Changing economic conditions may see riskier SMSF investments “go belly up” with trustees looking for someone to blame, SMSF auditors have warned.
Speaking in a recent podcast, Aquila Super partner Chris Levy explained there has been an unfavourable shift in economic conditions that have arisen over the past 12 months involving interest rate rises, corrections in stock markets, and a general decline in property values.
“There is a strong sense that we are at the start of a major economic downturn,” warned Mr Levy.
These conditions, he said, may create additional risks for an SMSF audit in terms of valuations and whether the more risky fund investments are going concerns.
“This is especially relevant for loans to property development companies and syndicates, which I sense are the majority of mezzanine finance being done by SMSFs,” he cautioned.

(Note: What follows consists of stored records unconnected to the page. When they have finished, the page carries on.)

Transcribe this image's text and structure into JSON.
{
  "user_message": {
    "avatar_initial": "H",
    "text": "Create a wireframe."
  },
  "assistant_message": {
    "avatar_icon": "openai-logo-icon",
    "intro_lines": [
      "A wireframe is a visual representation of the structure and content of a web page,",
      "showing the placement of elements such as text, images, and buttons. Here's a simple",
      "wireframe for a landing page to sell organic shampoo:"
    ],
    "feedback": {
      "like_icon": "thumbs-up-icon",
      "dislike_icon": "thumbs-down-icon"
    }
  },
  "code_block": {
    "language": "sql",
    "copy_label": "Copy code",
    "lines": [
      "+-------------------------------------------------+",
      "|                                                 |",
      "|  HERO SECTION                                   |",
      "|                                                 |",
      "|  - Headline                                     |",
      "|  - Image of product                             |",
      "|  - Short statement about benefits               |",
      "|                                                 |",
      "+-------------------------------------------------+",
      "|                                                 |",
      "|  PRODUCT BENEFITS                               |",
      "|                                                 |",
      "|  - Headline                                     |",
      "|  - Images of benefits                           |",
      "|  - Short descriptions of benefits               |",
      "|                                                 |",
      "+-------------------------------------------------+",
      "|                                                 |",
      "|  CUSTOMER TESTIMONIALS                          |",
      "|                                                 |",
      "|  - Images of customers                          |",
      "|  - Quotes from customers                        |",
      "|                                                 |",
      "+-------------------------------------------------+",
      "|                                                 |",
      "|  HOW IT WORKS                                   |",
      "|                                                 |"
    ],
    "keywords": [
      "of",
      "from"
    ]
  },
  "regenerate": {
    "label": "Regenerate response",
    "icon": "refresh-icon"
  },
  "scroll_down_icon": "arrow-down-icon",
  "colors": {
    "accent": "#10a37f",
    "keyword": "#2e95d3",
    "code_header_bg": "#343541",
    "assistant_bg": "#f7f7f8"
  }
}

“We haven’t had a downturn in a long, long time and I have a real worry that if some of these more unusual investments go belly up, investors might go looking around for someone to blame such as accountants and auditors or whoever else.”
Mr Levy said this may greater scrutiny from auditors on just how valid the valuations are that have been recorded in the financials.
Speaking in the same podcast, BDO partner, superannuation, Shirley Schaefer said its important that SMSF professionals and trustees are aware that valuations are more than just what the value is.
“Trustees need to be able to demonstrate how they arrived at that value. That’s going to be the critical thing. As auditors we may not have any greater insight into something than the trustees do, it’s about whether its capable of explanation and does it appear reasonable,” Ms Schaefer stated.
“Sometimes we’ll have additional information but generally we won’t. Auditors need to be prepared to push back and not sign off on an audit report that should perhaps be qualified. You need to be prepared to say this is not enough.”
Ms Schaefer warned that from a litigation perspective, this is often where auditors become unstuck.
“If they say ‘we’ll let it go, don’t worry about it’, that’s where auditors put themselves at risk when the trustees are looking for somebody to blame.”